Characterized by a tightening of the throat, heightened blood pressure and generalized anxiety, the effects of La Choy Dysphoria deepen as the victim opens the can of "vegetables" and is confronted by a larval vision of gray bean sprouts, fading carrots, limp celery and other less-recognizable examples of vegetable matter.

Having rinsed the "vegetables" and combined them with the "chicken" in a saucepan, I distract myself with visions of La Choy past. The company was born in 1922, when two friends, Wally Smith and Ilhan New, capitalized on the nation's chop suey craze by canning bean sprouts, which New, a Korean, grew in his bathtub.

By the early 1960s, the company was a household name. Its marketing department even enlisted visionary muppetmaster Jim Henson, who concocted the La Choy Dragon, a clumsy stuffed creature that trumpeted the food giant's "dragon fire" virtues. (To see some truly remarkable advertising campaigns, click here, here and here.

That was a long time ago. Today La Choy is but another brand under the ConAgra umbrella, fighting to maintain shelf space. If the quality of the Chicken Chow Mein is any indication, it's a losing battle.

The waterlogged bean sprouts have lost all but the feeblest crunch. They don't taste good, and neither do the rest of the flabby vegetables. Conceived by mating cornstarch and fowl, developed in a wood chipper and birthed from a pastry tube, the "chicken" expands our traditional notions of ornithology.

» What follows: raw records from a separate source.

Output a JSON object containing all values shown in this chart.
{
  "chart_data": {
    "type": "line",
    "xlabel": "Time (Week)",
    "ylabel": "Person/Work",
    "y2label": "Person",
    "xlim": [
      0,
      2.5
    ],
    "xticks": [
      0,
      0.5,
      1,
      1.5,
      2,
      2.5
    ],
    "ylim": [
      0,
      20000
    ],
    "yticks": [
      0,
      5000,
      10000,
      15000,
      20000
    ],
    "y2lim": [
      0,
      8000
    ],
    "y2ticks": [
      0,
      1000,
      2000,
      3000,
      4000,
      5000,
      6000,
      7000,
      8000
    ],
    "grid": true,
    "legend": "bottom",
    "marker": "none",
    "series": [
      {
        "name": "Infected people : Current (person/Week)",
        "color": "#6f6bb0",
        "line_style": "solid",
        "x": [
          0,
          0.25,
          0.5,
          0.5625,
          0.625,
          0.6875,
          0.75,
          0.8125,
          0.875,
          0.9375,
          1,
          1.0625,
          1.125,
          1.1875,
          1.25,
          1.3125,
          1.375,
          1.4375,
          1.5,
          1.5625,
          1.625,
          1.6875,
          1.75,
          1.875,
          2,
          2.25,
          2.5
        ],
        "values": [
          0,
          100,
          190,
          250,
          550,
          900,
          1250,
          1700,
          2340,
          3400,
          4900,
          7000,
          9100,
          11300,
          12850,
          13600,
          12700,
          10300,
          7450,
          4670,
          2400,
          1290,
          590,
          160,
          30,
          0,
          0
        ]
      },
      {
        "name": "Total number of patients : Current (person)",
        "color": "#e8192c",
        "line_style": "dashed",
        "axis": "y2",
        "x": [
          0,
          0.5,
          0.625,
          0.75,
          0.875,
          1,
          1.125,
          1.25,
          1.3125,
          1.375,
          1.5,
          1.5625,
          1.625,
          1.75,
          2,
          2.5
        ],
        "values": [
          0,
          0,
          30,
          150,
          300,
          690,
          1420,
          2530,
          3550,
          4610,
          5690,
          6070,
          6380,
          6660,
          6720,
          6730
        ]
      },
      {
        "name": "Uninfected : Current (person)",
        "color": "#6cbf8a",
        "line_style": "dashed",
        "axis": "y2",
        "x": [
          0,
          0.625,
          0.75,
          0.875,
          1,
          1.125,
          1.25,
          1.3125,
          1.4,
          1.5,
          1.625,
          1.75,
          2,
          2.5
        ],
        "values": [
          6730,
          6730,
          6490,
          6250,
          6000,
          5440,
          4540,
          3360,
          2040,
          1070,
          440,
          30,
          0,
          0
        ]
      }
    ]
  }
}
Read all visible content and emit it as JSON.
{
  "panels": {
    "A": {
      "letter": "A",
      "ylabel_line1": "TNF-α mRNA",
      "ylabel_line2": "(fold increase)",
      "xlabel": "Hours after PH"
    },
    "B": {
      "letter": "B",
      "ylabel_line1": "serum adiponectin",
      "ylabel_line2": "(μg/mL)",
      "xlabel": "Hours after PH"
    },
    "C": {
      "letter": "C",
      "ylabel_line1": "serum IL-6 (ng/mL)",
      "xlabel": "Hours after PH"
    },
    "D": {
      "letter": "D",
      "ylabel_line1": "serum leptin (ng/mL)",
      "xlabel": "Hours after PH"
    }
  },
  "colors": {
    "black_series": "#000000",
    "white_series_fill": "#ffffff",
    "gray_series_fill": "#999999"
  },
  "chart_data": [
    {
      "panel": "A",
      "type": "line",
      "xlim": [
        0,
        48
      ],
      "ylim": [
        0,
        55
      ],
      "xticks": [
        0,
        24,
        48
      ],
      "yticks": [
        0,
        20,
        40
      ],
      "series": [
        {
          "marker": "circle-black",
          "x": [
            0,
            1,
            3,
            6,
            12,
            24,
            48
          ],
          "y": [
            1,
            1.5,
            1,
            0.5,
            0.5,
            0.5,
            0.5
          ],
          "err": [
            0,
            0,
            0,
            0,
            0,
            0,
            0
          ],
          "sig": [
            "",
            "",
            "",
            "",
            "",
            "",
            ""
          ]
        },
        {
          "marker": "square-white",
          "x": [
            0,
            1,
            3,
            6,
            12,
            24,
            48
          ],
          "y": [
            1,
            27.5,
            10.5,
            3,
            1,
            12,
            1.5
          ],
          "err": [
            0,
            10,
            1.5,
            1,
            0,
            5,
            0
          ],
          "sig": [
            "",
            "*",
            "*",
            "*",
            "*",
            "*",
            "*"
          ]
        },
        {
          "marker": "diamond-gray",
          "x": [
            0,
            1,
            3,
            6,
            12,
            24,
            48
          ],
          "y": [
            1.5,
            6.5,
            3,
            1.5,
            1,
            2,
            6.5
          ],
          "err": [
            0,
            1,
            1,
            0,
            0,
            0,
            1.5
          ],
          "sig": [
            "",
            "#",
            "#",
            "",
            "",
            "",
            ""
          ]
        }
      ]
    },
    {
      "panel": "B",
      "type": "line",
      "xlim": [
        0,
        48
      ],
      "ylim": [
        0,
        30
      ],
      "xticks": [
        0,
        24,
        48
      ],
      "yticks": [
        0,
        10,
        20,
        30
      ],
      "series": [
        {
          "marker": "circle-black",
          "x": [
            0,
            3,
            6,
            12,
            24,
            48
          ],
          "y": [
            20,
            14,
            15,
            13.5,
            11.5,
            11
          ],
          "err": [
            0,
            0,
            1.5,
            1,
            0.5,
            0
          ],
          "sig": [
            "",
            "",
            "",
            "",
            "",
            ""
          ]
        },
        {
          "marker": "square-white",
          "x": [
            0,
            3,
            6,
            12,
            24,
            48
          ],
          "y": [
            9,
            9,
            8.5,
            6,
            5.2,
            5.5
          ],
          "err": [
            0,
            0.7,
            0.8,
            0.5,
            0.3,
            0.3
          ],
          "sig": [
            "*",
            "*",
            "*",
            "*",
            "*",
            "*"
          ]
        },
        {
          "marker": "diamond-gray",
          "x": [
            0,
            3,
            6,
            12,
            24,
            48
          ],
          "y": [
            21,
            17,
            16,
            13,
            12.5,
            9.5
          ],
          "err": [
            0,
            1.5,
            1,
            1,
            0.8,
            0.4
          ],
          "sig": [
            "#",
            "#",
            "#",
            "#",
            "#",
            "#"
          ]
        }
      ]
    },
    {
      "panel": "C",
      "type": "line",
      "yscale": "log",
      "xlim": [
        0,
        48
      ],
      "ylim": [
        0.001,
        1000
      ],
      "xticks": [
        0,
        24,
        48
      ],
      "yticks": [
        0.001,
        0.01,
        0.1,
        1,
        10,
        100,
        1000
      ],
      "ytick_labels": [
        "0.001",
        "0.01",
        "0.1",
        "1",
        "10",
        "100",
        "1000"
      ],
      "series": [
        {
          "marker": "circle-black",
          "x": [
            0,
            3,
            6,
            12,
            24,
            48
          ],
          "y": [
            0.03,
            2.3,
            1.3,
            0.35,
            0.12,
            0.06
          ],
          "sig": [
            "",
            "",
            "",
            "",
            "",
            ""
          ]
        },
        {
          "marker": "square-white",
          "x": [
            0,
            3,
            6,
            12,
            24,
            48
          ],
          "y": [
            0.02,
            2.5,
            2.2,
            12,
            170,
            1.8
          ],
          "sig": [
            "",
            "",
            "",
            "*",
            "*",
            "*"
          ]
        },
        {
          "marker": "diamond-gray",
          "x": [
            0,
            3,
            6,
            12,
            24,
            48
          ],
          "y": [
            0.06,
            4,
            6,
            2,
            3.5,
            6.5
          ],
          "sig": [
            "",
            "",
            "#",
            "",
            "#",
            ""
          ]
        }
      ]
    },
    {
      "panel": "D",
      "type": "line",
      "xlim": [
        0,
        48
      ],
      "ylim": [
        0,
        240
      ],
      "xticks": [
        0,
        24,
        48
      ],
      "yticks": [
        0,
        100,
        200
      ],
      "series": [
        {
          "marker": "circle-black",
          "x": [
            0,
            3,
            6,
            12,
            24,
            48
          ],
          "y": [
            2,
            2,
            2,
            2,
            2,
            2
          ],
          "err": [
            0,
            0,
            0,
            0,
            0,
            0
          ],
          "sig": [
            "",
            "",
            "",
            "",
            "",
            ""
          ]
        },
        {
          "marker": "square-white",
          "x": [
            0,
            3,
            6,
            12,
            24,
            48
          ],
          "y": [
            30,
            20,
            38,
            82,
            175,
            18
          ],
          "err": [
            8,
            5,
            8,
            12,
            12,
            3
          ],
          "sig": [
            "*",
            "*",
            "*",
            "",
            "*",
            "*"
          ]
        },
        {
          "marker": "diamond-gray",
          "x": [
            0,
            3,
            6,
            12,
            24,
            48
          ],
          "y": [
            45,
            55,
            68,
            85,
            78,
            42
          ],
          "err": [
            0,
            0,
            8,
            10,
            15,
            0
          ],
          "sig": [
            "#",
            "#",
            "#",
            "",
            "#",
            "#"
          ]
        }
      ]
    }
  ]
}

And the whole is even worse than the sum of its parts. The cornstarch-saturated gravy binds with the solids to form a slimy, brick-like substance studded with bean sprouts. It feels like a battalion of flaccid, worm-like cylinders riding around in one's mouth.

And that's the problem with despair: Though you know you should spit it out, more often than not, you swallow.